Morning began with the plodding of buffalo, the groanings of a herd streaming with watery mud. The peasants were driving the animals from the miry, flooded river banks to the meadows.
Istvan shaved with his head at a slant so as to see the edge of his cheek in the mirror, which gave off such a glare that the sun itself, the source of the brilliant weather, seemed to pulse from it. The little band of children would not leave him. Thin girls dandled big-bellied tots, bracing them on their hips. They chattered like sparrows and flicked away the flies that crawled on their parted lips and wide eyes. The villagers brought the men cheese and milk; they were too dignified to accept payment.
The river had receded visibly, leaving a bright silver strip of thin silt more than a dozen kilometers long. Two boys in water up to their knees were sounding the stream in front of them with poles, shouting to keep up their courage. Their reflections were chopped by a murky wave and snatched away by the rapid current.
Inserting plucked branches with tufts of quivering leaves into the river bottom, they marked out a new ford. A lane as wide as the Land Rover appeared behind them, lined by the branches, which swayed with the current. The vehicle would have to roll down onto the river bed, turn upstream almost in the center of the freshly deposited, hard-packed sandbar in order to reach the shale sill a hundred meters on, and travel over the shale to the other bank. The chauffeur, wading in the turbid water, scrutinized the route.
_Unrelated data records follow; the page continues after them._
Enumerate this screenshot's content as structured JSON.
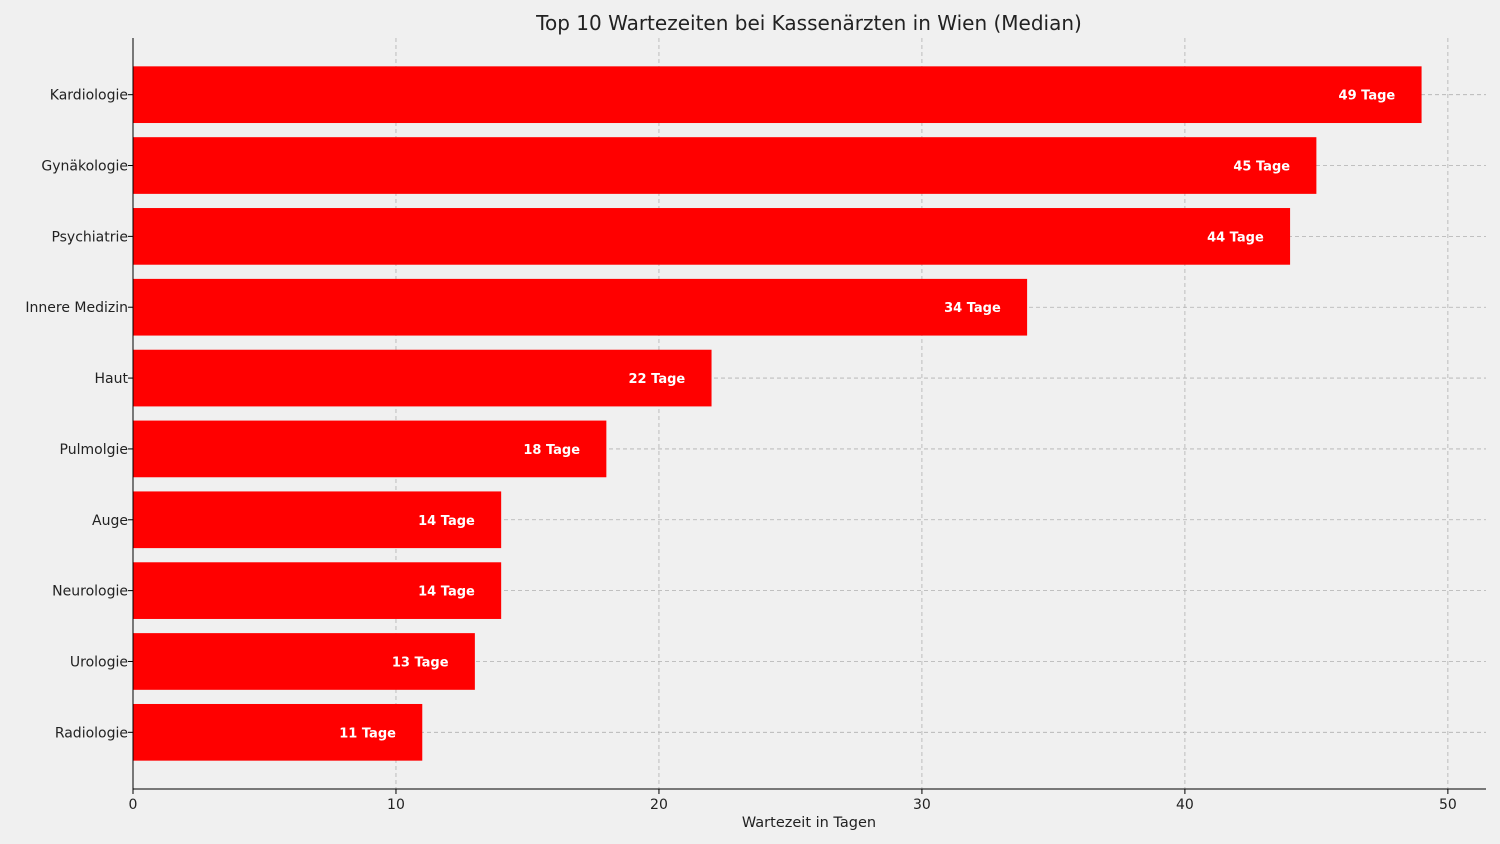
{
  "chart_data": {
    "type": "bar",
    "orientation": "horizontal",
    "title": "Top 10 Wartezeiten bei Kassenärzten in Wien (Median)",
    "xlabel": "Wartezeit in Tagen",
    "ylabel": "",
    "categories": [
      "Kardiologie",
      "Gynäkologie",
      "Psychiatrie",
      "Innere Medizin",
      "Haut",
      "Pulmolgie",
      "Auge",
      "Neurologie",
      "Urologie",
      "Radiologie"
    ],
    "values": [
      49,
      45,
      44,
      34,
      22,
      18,
      14,
      14,
      13,
      11
    ],
    "data_labels": [
      "49 Tage",
      "45 Tage",
      "44 Tage",
      "34 Tage",
      "22 Tage",
      "18 Tage",
      "14 Tage",
      "14 Tage",
      "13 Tage",
      "11 Tage"
    ],
    "xlim": [
      0,
      51.45
    ],
    "xticks": [
      0,
      10,
      20,
      30,
      40,
      50
    ],
    "grid": true,
    "bar_color": "#ff0000",
    "background_color": "#f0f0f0"
  }
}
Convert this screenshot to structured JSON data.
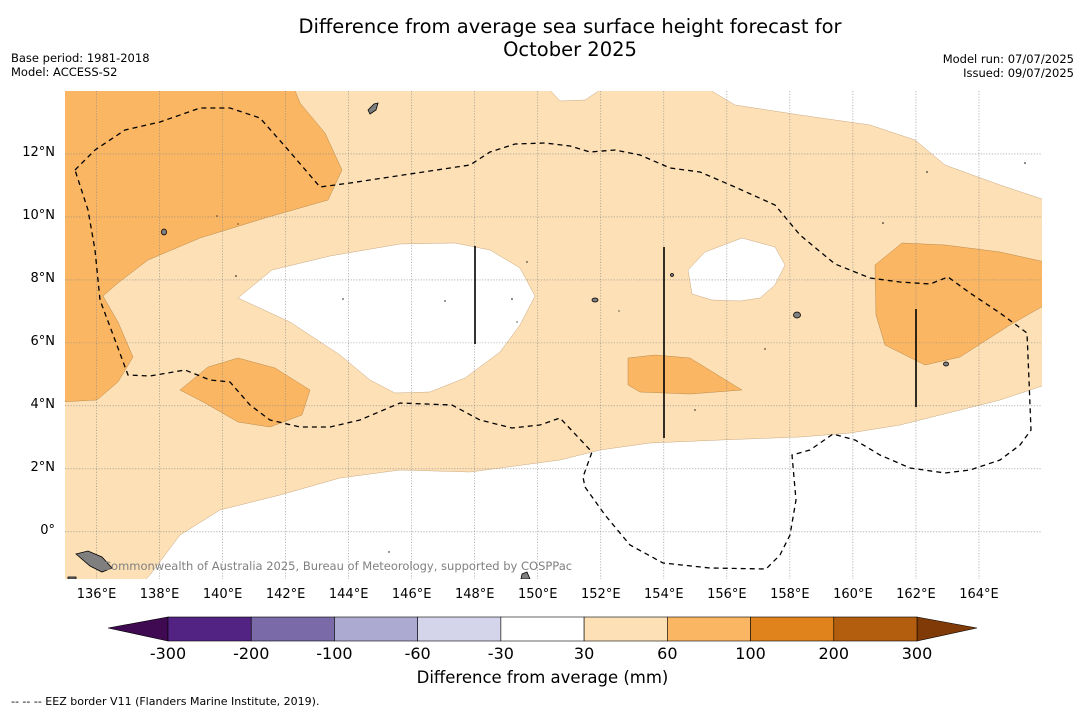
{
  "title_line1": "Difference from average sea surface height forecast for",
  "title_line2": "October 2025",
  "meta_left": {
    "base_period": "Base period: 1981-2018",
    "model": "Model: ACCESS-S2"
  },
  "meta_right": {
    "model_run": "Model run: 07/07/2025",
    "issued": "Issued: 09/07/2025"
  },
  "map": {
    "lon_range": [
      135,
      166
    ],
    "lat_range": [
      -1.5,
      14
    ],
    "x_ticks": [
      {
        "lon": 136,
        "label": "136°E"
      },
      {
        "lon": 138,
        "label": "138°E"
      },
      {
        "lon": 140,
        "label": "140°E"
      },
      {
        "lon": 142,
        "label": "142°E"
      },
      {
        "lon": 144,
        "label": "144°E"
      },
      {
        "lon": 146,
        "label": "146°E"
      },
      {
        "lon": 148,
        "label": "148°E"
      },
      {
        "lon": 150,
        "label": "150°E"
      },
      {
        "lon": 152,
        "label": "152°E"
      },
      {
        "lon": 154,
        "label": "154°E"
      },
      {
        "lon": 156,
        "label": "156°E"
      },
      {
        "lon": 158,
        "label": "158°E"
      },
      {
        "lon": 160,
        "label": "160°E"
      },
      {
        "lon": 162,
        "label": "162°E"
      },
      {
        "lon": 164,
        "label": "164°E"
      }
    ],
    "y_ticks": [
      {
        "lat": 12,
        "label": "12°N"
      },
      {
        "lat": 10,
        "label": "10°N"
      },
      {
        "lat": 8,
        "label": "8°N"
      },
      {
        "lat": 6,
        "label": "6°N"
      },
      {
        "lat": 4,
        "label": "4°N"
      },
      {
        "lat": 2,
        "label": "2°N"
      },
      {
        "lat": 0,
        "label": "0°"
      }
    ],
    "gridlines": true,
    "credit": "Commonwealth of Australia 2025, Bureau of Meteorology, supported by COSPPac",
    "colors": {
      "ocean_neutral": "#ffffff",
      "band_30_60": "#fde0b6",
      "band_60_100": "#fab662",
      "land": "#7f7f7f"
    }
  },
  "colorbar": {
    "title": "Difference from average (mm)",
    "labels": [
      "-300",
      "-200",
      "-100",
      "-60",
      "-30",
      "30",
      "60",
      "100",
      "200",
      "300"
    ],
    "colors": [
      "#532384",
      "#7a6aa8",
      "#adaad2",
      "#d4d4ea",
      "#ffffff",
      "#fde0b6",
      "#fab662",
      "#e0831c",
      "#b35e0e"
    ],
    "under_color": "#3f0a52",
    "over_color": "#7f3a08"
  },
  "footnote": "--  --  -- EEZ border V11 (Flanders Marine Institute, 2019)."
}
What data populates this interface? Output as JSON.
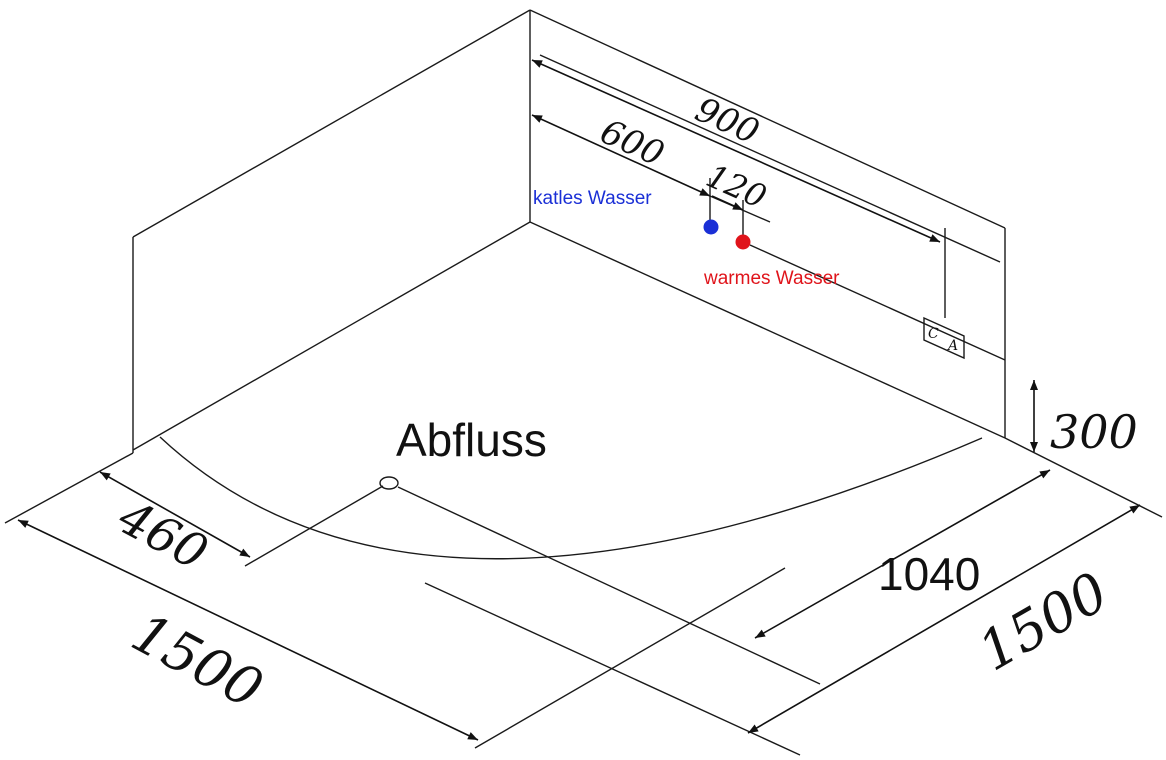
{
  "labels": {
    "dim_900": "900",
    "dim_600": "600",
    "dim_120": "120",
    "dim_300": "300",
    "dim_460": "460",
    "dim_1500_left": "1500",
    "dim_1500_right": "1500",
    "dim_1040": "1040",
    "cold_water": "katles Wasser",
    "warm_water": "warmes Wasser",
    "drain": "Abfluss",
    "box_c": "C",
    "box_a": "A"
  },
  "colors": {
    "cold": "#1a2fd6",
    "warm": "#e0141b",
    "line": "#1a1a1a"
  }
}
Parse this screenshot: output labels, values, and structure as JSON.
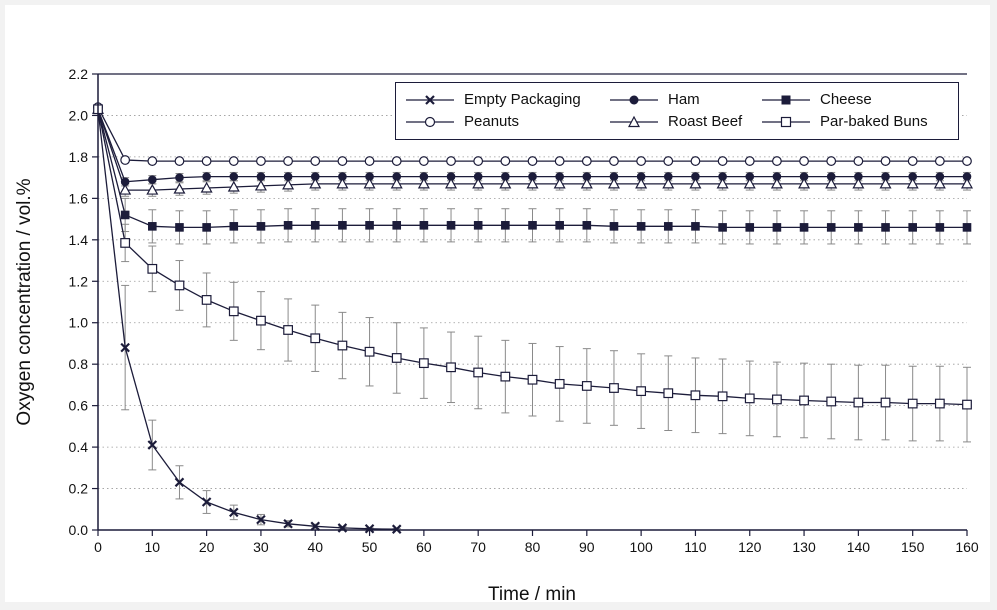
{
  "chart_data": {
    "type": "line",
    "xlabel": "Time / min",
    "ylabel": "Oxygen concentration / vol.%",
    "xlim": [
      0,
      160
    ],
    "ylim": [
      0,
      2.2
    ],
    "xticks": [
      "0",
      "10",
      "20",
      "30",
      "40",
      "50",
      "60",
      "70",
      "80",
      "90",
      "100",
      "110",
      "120",
      "130",
      "140",
      "150",
      "160"
    ],
    "yticks": [
      "0.0",
      "0.2",
      "0.4",
      "0.6",
      "0.8",
      "1.0",
      "1.2",
      "1.4",
      "1.6",
      "1.8",
      "2.0",
      "2.2"
    ],
    "grid": "horizontal dotted",
    "legend_position": "top-right",
    "series": [
      {
        "name": "Empty Packaging",
        "marker": "x",
        "color": "#1c1c3a",
        "x": [
          0,
          5,
          10,
          15,
          20,
          25,
          30,
          35,
          40,
          45,
          50,
          55
        ],
        "y": [
          2.03,
          0.88,
          0.41,
          0.23,
          0.135,
          0.085,
          0.05,
          0.03,
          0.018,
          0.01,
          0.006,
          0.004
        ],
        "err": [
          0.02,
          0.3,
          0.12,
          0.08,
          0.055,
          0.035,
          0.025,
          0.015,
          0.01,
          0.006,
          0.004,
          0.003
        ]
      },
      {
        "name": "Ham",
        "marker": "filled-circle",
        "color": "#1c1c3a",
        "x": [
          0,
          5,
          10,
          15,
          20,
          25,
          30,
          35,
          40,
          45,
          50,
          55,
          60,
          65,
          70,
          75,
          80,
          85,
          90,
          95,
          100,
          105,
          110,
          115,
          120,
          125,
          130,
          135,
          140,
          145,
          150,
          155,
          160
        ],
        "y": [
          2.03,
          1.68,
          1.69,
          1.7,
          1.705,
          1.705,
          1.705,
          1.705,
          1.705,
          1.705,
          1.705,
          1.705,
          1.705,
          1.705,
          1.705,
          1.705,
          1.705,
          1.705,
          1.705,
          1.705,
          1.705,
          1.705,
          1.705,
          1.705,
          1.705,
          1.705,
          1.705,
          1.705,
          1.705,
          1.705,
          1.705,
          1.705,
          1.705
        ],
        "err": [
          0.02,
          0.02,
          0.02,
          0.02,
          0.02,
          0.02,
          0.02,
          0.02,
          0.02,
          0.02,
          0.02,
          0.02,
          0.02,
          0.02,
          0.02,
          0.02,
          0.02,
          0.02,
          0.02,
          0.02,
          0.02,
          0.02,
          0.02,
          0.02,
          0.02,
          0.02,
          0.02,
          0.02,
          0.02,
          0.02,
          0.02,
          0.02,
          0.02
        ]
      },
      {
        "name": "Cheese",
        "marker": "filled-square",
        "color": "#1c1c3a",
        "x": [
          0,
          5,
          10,
          15,
          20,
          25,
          30,
          35,
          40,
          45,
          50,
          55,
          60,
          65,
          70,
          75,
          80,
          85,
          90,
          95,
          100,
          105,
          110,
          115,
          120,
          125,
          130,
          135,
          140,
          145,
          150,
          155,
          160
        ],
        "y": [
          2.03,
          1.52,
          1.465,
          1.46,
          1.46,
          1.465,
          1.465,
          1.47,
          1.47,
          1.47,
          1.47,
          1.47,
          1.47,
          1.47,
          1.47,
          1.47,
          1.47,
          1.47,
          1.47,
          1.465,
          1.465,
          1.465,
          1.465,
          1.46,
          1.46,
          1.46,
          1.46,
          1.46,
          1.46,
          1.46,
          1.46,
          1.46,
          1.46
        ],
        "err": [
          0.02,
          0.08,
          0.08,
          0.08,
          0.08,
          0.08,
          0.08,
          0.08,
          0.08,
          0.08,
          0.08,
          0.08,
          0.08,
          0.08,
          0.08,
          0.08,
          0.08,
          0.08,
          0.08,
          0.08,
          0.08,
          0.08,
          0.08,
          0.08,
          0.08,
          0.08,
          0.08,
          0.08,
          0.08,
          0.08,
          0.08,
          0.08,
          0.08
        ]
      },
      {
        "name": "Peanuts",
        "marker": "open-circle",
        "color": "#1c1c3a",
        "x": [
          0,
          5,
          10,
          15,
          20,
          25,
          30,
          35,
          40,
          45,
          50,
          55,
          60,
          65,
          70,
          75,
          80,
          85,
          90,
          95,
          100,
          105,
          110,
          115,
          120,
          125,
          130,
          135,
          140,
          145,
          150,
          155,
          160
        ],
        "y": [
          2.04,
          1.785,
          1.78,
          1.78,
          1.78,
          1.78,
          1.78,
          1.78,
          1.78,
          1.78,
          1.78,
          1.78,
          1.78,
          1.78,
          1.78,
          1.78,
          1.78,
          1.78,
          1.78,
          1.78,
          1.78,
          1.78,
          1.78,
          1.78,
          1.78,
          1.78,
          1.78,
          1.78,
          1.78,
          1.78,
          1.78,
          1.78,
          1.78
        ],
        "err": [
          0.01,
          0.01,
          0.01,
          0.01,
          0.01,
          0.01,
          0.01,
          0.01,
          0.01,
          0.01,
          0.01,
          0.01,
          0.01,
          0.01,
          0.01,
          0.01,
          0.01,
          0.01,
          0.01,
          0.01,
          0.01,
          0.01,
          0.01,
          0.01,
          0.01,
          0.01,
          0.01,
          0.01,
          0.01,
          0.01,
          0.01,
          0.01,
          0.01
        ]
      },
      {
        "name": "Roast Beef",
        "marker": "open-triangle",
        "color": "#1c1c3a",
        "x": [
          0,
          5,
          10,
          15,
          20,
          25,
          30,
          35,
          40,
          45,
          50,
          55,
          60,
          65,
          70,
          75,
          80,
          85,
          90,
          95,
          100,
          105,
          110,
          115,
          120,
          125,
          130,
          135,
          140,
          145,
          150,
          155,
          160
        ],
        "y": [
          2.03,
          1.64,
          1.64,
          1.645,
          1.65,
          1.655,
          1.66,
          1.665,
          1.67,
          1.67,
          1.67,
          1.67,
          1.67,
          1.67,
          1.67,
          1.67,
          1.67,
          1.67,
          1.67,
          1.67,
          1.67,
          1.67,
          1.67,
          1.67,
          1.67,
          1.67,
          1.67,
          1.67,
          1.67,
          1.67,
          1.67,
          1.67,
          1.67
        ],
        "err": [
          0.02,
          0.03,
          0.03,
          0.03,
          0.03,
          0.03,
          0.03,
          0.03,
          0.03,
          0.03,
          0.03,
          0.03,
          0.03,
          0.03,
          0.03,
          0.03,
          0.03,
          0.03,
          0.03,
          0.03,
          0.03,
          0.03,
          0.03,
          0.03,
          0.03,
          0.03,
          0.03,
          0.03,
          0.03,
          0.03,
          0.03,
          0.03,
          0.03
        ]
      },
      {
        "name": "Par-baked Buns",
        "marker": "open-square",
        "color": "#1c1c3a",
        "x": [
          0,
          5,
          10,
          15,
          20,
          25,
          30,
          35,
          40,
          45,
          50,
          55,
          60,
          65,
          70,
          75,
          80,
          85,
          90,
          95,
          100,
          105,
          110,
          115,
          120,
          125,
          130,
          135,
          140,
          145,
          150,
          155,
          160
        ],
        "y": [
          2.03,
          1.385,
          1.26,
          1.18,
          1.11,
          1.055,
          1.01,
          0.965,
          0.925,
          0.89,
          0.86,
          0.83,
          0.805,
          0.785,
          0.76,
          0.74,
          0.725,
          0.705,
          0.695,
          0.685,
          0.67,
          0.66,
          0.65,
          0.645,
          0.635,
          0.63,
          0.625,
          0.62,
          0.615,
          0.615,
          0.61,
          0.61,
          0.605
        ],
        "err": [
          0.02,
          0.09,
          0.11,
          0.12,
          0.13,
          0.14,
          0.14,
          0.15,
          0.16,
          0.16,
          0.165,
          0.17,
          0.17,
          0.17,
          0.175,
          0.175,
          0.175,
          0.18,
          0.18,
          0.18,
          0.18,
          0.18,
          0.18,
          0.18,
          0.18,
          0.18,
          0.18,
          0.18,
          0.18,
          0.18,
          0.18,
          0.18,
          0.18
        ]
      }
    ]
  }
}
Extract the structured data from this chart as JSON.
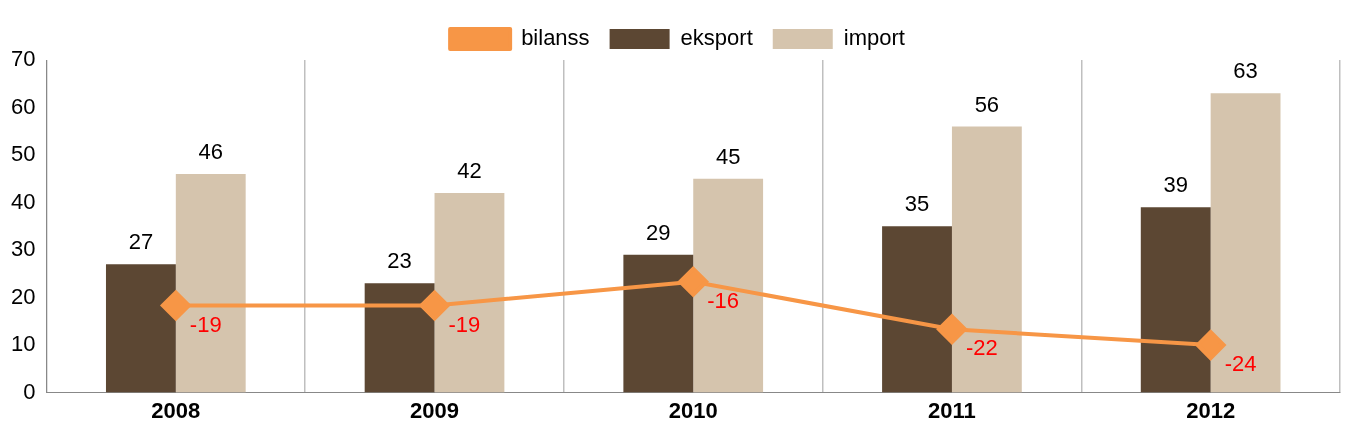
{
  "chart_data": {
    "type": "bar",
    "categories": [
      "2008",
      "2009",
      "2010",
      "2011",
      "2012"
    ],
    "series": [
      {
        "name": "eksport",
        "color": "#5c4733",
        "values": [
          27,
          23,
          29,
          35,
          39
        ]
      },
      {
        "name": "import",
        "color": "#d5c4ad",
        "values": [
          46,
          42,
          45,
          56,
          63
        ]
      },
      {
        "name": "bilanss",
        "type": "line",
        "axis": "y2",
        "color": "#f79646",
        "values": [
          -19,
          -19,
          -16,
          -22,
          -24
        ]
      }
    ],
    "ylim": [
      0,
      70
    ],
    "yticks": [
      0,
      10,
      20,
      30,
      40,
      50,
      60,
      70
    ],
    "y2lim": [
      -30,
      12
    ],
    "data_labels": true,
    "grid": "x",
    "legend": "top",
    "marker": "diamond",
    "line_style": "solid"
  }
}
“I will try to drive through.”
But the professor preferred to wait until noon, and ordered that two pairs of oxen be prepared in case the engine died. The villagers had already transferred the baggage to the other bank, pulling it from each other’s hands, making a game of moving the vehicle’s contents. Terey entrusted a bundle of clothing to a little boy, and he himself swam with the current. Two young fellows set off after him, pounding the water, but could not catch up. The river had a yellowish sheen; the bathing was refreshing.